An American, an Iranian couple, and a Macedonian-born Turk get onto a boat and all complain about their respective government representatives.

That’s not an intro to a joke. That is literally what happened to me this morning.

After making the decision to brave the cruddy weather and take the ferry to the Prince’s Islands, I sat down next to a window and was shortly joined by the Iranian couple, who were very sweet. The Persian woman, translated into English by her boyfriend, told me that I look just like a Turkish woman but she could tell I was foreign because of my backpack (Albania all over again!). Thanks to my friend Alex who got me the super foreign-looking backpack.

Next, we were joined by the Macedonian man. In an awful mix of Turkish, English, and Farsi, we introduced ourselves to each other.

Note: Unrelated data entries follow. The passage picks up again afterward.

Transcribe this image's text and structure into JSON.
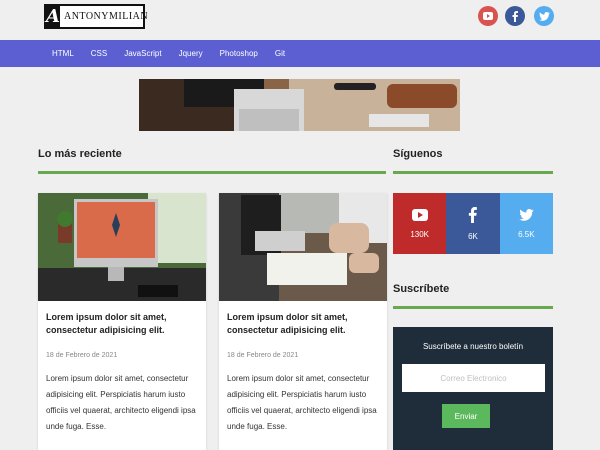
{
  "header": {
    "logo_letter": "A",
    "logo_text": "ANTONYMILIAN",
    "social_icons": [
      "youtube-icon",
      "facebook-icon",
      "twitter-icon"
    ]
  },
  "nav": {
    "items": [
      {
        "label": "HTML"
      },
      {
        "label": "CSS"
      },
      {
        "label": "JavaScript"
      },
      {
        "label": "Jquery"
      },
      {
        "label": "Photoshop"
      },
      {
        "label": "Git"
      }
    ]
  },
  "sections": {
    "recent_title": "Lo más reciente",
    "follow_title": "Síguenos",
    "subscribe_title": "Suscríbete"
  },
  "posts": [
    {
      "title": "Lorem ipsum dolor sit amet, consectetur adipisicing elit.",
      "date": "18 de Febrero de 2021",
      "excerpt": "Lorem ipsum dolor sit amet, consectetur adipisicing elit. Perspiciatis harum iusto officiis vel quaerat, architecto eligendi ipsa unde fuga. Esse."
    },
    {
      "title": "Lorem ipsum dolor sit amet, consectetur adipisicing elit.",
      "date": "18 de Febrero de 2021",
      "excerpt": "Lorem ipsum dolor sit amet, consectetur adipisicing elit. Perspiciatis harum iusto officiis vel quaerat, architecto eligendi ipsa unde fuga. Esse."
    }
  ],
  "follow": {
    "youtube_count": "130K",
    "facebook_count": "6K",
    "twitter_count": "6.5K"
  },
  "subscribe": {
    "heading": "Suscríbete a nuestro boletín",
    "placeholder": "Correo Electronico",
    "button_label": "Enviar"
  },
  "colors": {
    "nav": "#5b5fd1",
    "accent_rule": "#6aa84f",
    "youtube": "#bf2a2a",
    "facebook": "#3b5998",
    "twitter": "#55acee",
    "subscribe_bg": "#1f2d3a",
    "button": "#5cb85c"
  }
}
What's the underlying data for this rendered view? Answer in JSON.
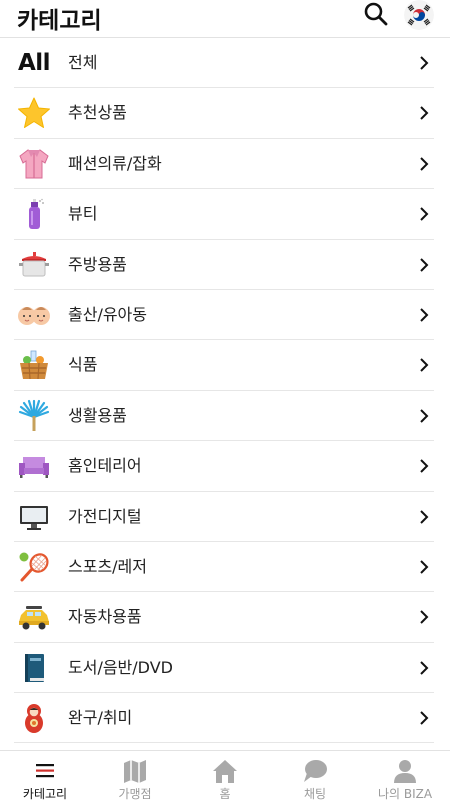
{
  "header": {
    "title": "카테고리"
  },
  "categories": [
    {
      "label": "전체",
      "icon_text": "All",
      "icon": "all-text"
    },
    {
      "label": "추천상품",
      "icon": "star-icon"
    },
    {
      "label": "패션의류/잡화",
      "icon": "clothing-icon"
    },
    {
      "label": "뷰티",
      "icon": "perfume-icon"
    },
    {
      "label": "주방용품",
      "icon": "pot-icon"
    },
    {
      "label": "출산/유아동",
      "icon": "babies-icon"
    },
    {
      "label": "식품",
      "icon": "food-basket-icon"
    },
    {
      "label": "생활용품",
      "icon": "duster-icon"
    },
    {
      "label": "홈인테리어",
      "icon": "sofa-icon"
    },
    {
      "label": "가전디지털",
      "icon": "monitor-icon"
    },
    {
      "label": "스포츠/레저",
      "icon": "tennis-icon"
    },
    {
      "label": "자동차용품",
      "icon": "car-icon"
    },
    {
      "label": "도서/음반/DVD",
      "icon": "book-icon"
    },
    {
      "label": "완구/취미",
      "icon": "doll-icon"
    }
  ],
  "tabbar": {
    "tabs": [
      {
        "label": "카테고리",
        "icon": "menu-icon",
        "active": true
      },
      {
        "label": "가맹점",
        "icon": "map-icon",
        "active": false
      },
      {
        "label": "홈",
        "icon": "home-icon",
        "active": false
      },
      {
        "label": "채팅",
        "icon": "chat-icon",
        "active": false
      },
      {
        "label": "나의 BIZA",
        "icon": "user-icon",
        "active": false
      }
    ]
  }
}
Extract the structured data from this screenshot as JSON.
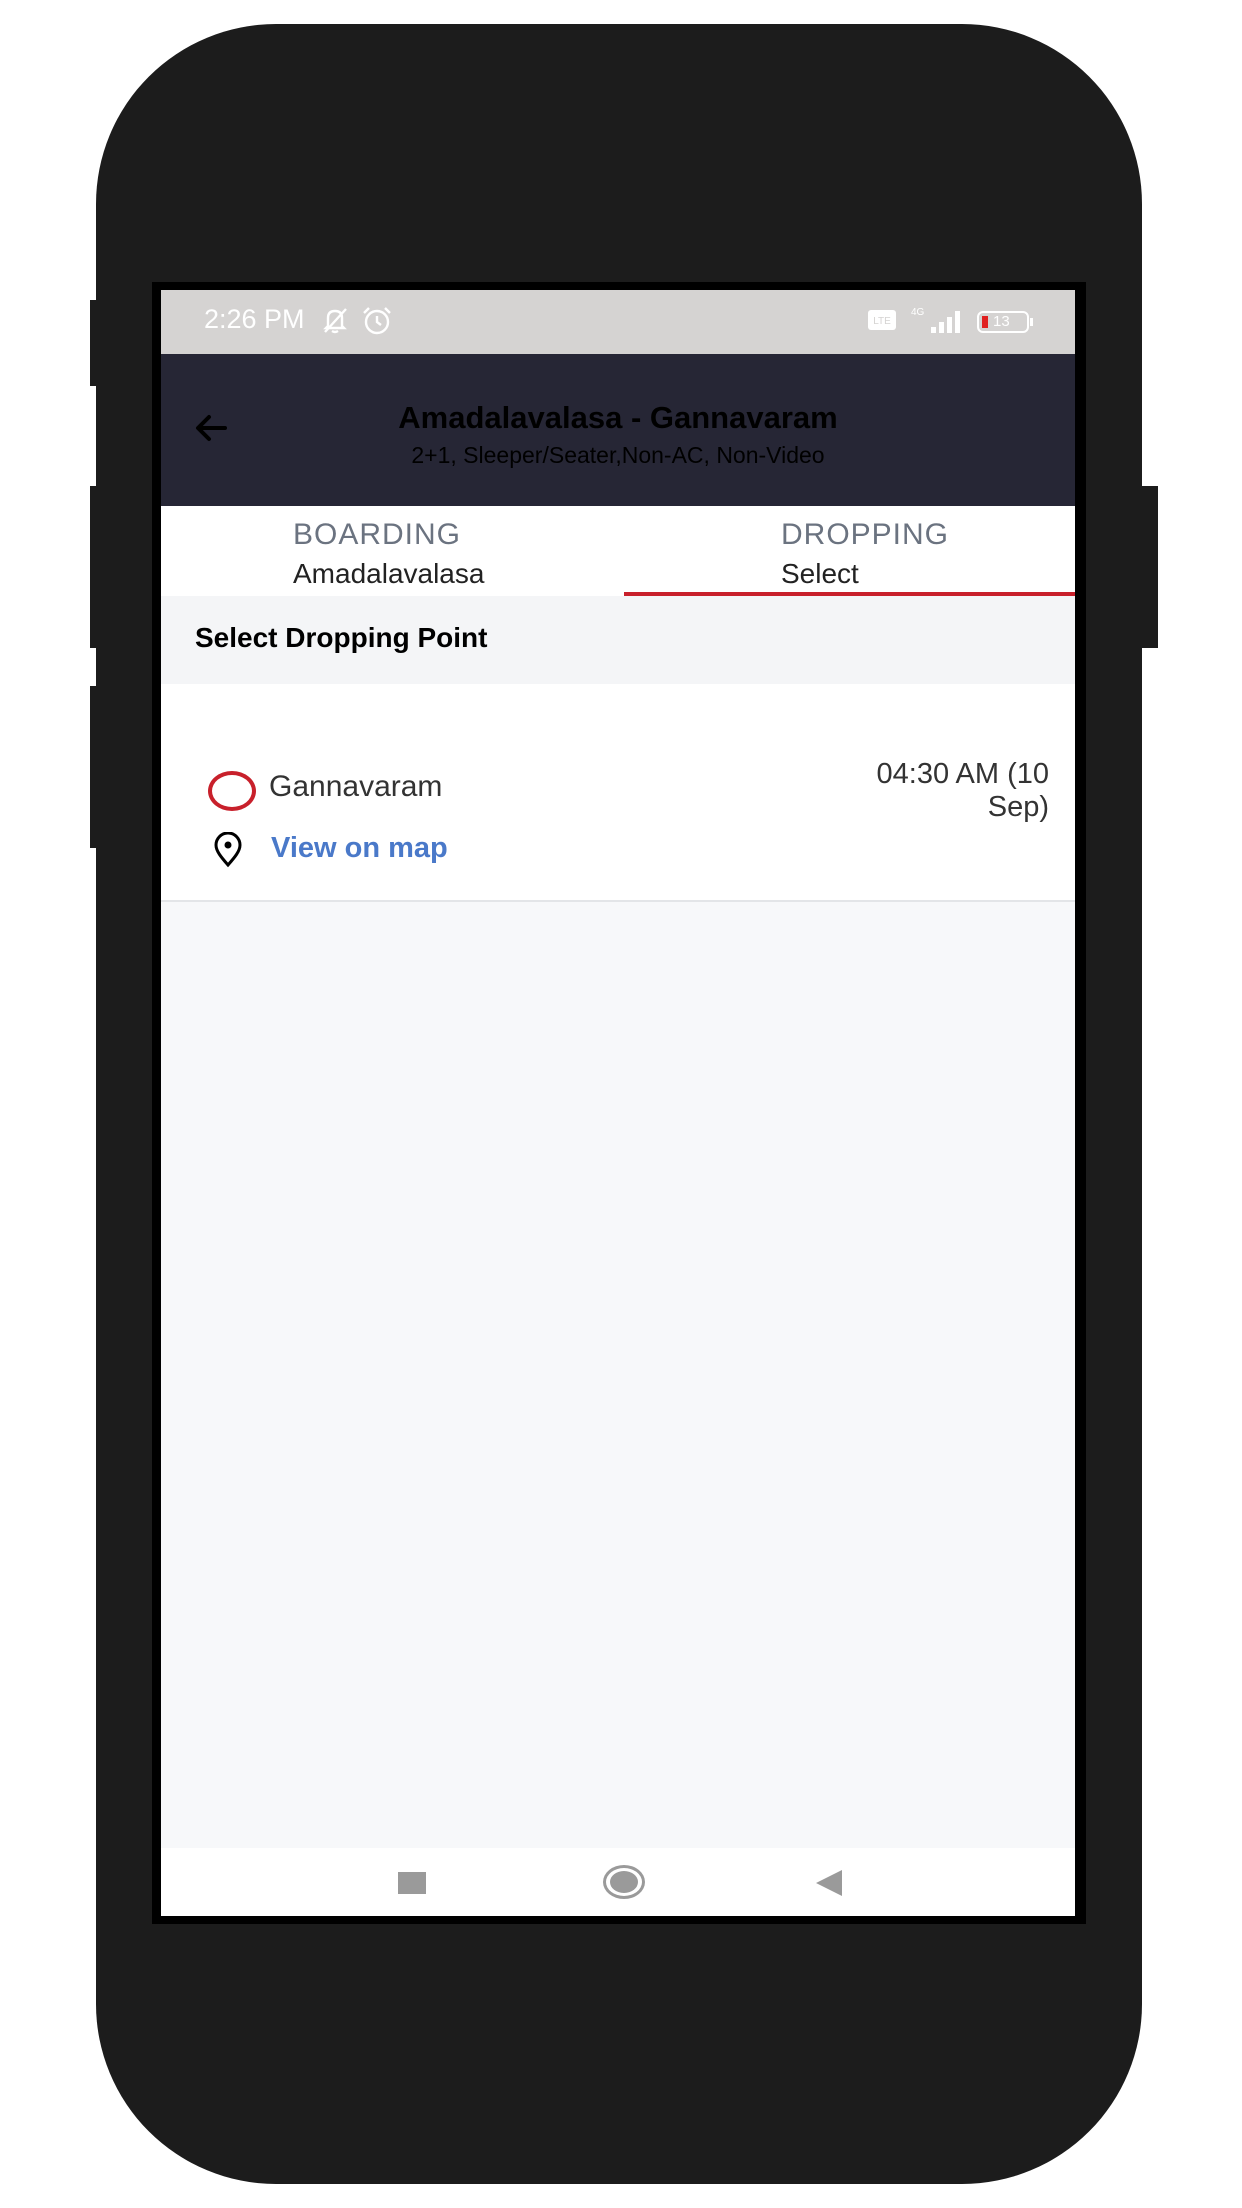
{
  "status_bar": {
    "time": "2:26 PM",
    "battery": "13",
    "icons": [
      "mute-bell-icon",
      "alarm-icon",
      "volte-icon",
      "4g-signal-icon",
      "battery-icon"
    ]
  },
  "header": {
    "title": "Amadalavalasa - Gannavaram",
    "subtitle": "2+1, Sleeper/Seater,Non-AC, Non-Video",
    "back_icon": "arrow-left-icon"
  },
  "tabs": [
    {
      "label": "BOARDING",
      "value": "Amadalavalasa",
      "active": false
    },
    {
      "label": "DROPPING",
      "value": "Select",
      "active": true
    }
  ],
  "section": {
    "title": "Select Dropping Point"
  },
  "dropping_points": [
    {
      "name": "Gannavaram",
      "time_line1": "04:30 AM (10",
      "time_line2": "Sep)",
      "map_link": "View on map"
    }
  ],
  "colors": {
    "accent": "#c8202b",
    "header_bg": "#262635",
    "link": "#4a79c9",
    "status_bar": "#d5d3d2"
  }
}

The Persian guy, Emir, stated that he was from Iran but made sure to emphasize that he didn’t approve of his government. I, who get curious questions about Trump quite often when I’m abroad, made sure to do the same. And then Mr. Macedonia went off about Erdogan. It was pretty funny; although we could barely understand one another, we were all laughing. At that moment I had the cheesiest sentiment: if the four of us can all get along, why can’t our governments, man? *takes a puff from a joint and passes it to the next person in the circle*

Obviously, world politics are more complicated than that, I just thought it was cute.

I got off the ferry at Buyukada Island, which in Turkish literally means “the big island.” Of the seven Prince’s Islands (four of which are inhabited), it is–you guessed it–the biggest. These islands are where they used to exile emperors who had been dethroned, and sometimes blinded. (OUCH. Seriously, though; Roman politics were Game of Thrones-level vicious.) I have to say, being exiled here wouldn’t be all that bad–assuming I still had my eyes, of course. It’s pretty beautiful.

As if by magic, the minute we docked at the pier, the clouds parted and the sun came out! I got lunch and then rented a bike, which is a popular thing to do. I had every intention of riding around the entire island, but the rental bikes are not exactly Tour de France-level equipment, and the roads on Buyukada are steep just as they are on the mainland. After my third time being forced to walk my bike up a hill, sweating profusely, I decided that maybe I should stick to the more leisurely flat streets with the pretty houses on them instead of battling the slopes.

Cars are forbidden on the island; the only vehicles I saw were garbage trucks and police. Everyone else walks, bikes, or rides the many horse-drawn carriages. It’s really peaceful and pretty, and offers some epic views of the other islands as well as the Asian side of the city. Also, they have gelato there. Do I need to say any more?

Tonight I hung out around Beyoglu and Taksim Square a little more and am in bed fairly early considering that the rest of this part of the city tends to party hardy (or is it hearty?) into the wee hours of the morning.

Tomorrow is my Stay at A Fancy Hotel and Do Nothing day, and honestly, I really need it at this point. Between jet lag, thin walls and loud streets at my hostels, and walking approximately 12 miles per day, I’m pretty beat. So don’t wait on the edge of your seat for tomorrow’s post, if I do one at all. But things will pick up on Sunday with the Besiktas district and Monday with the Turkish food tour of epic proportions!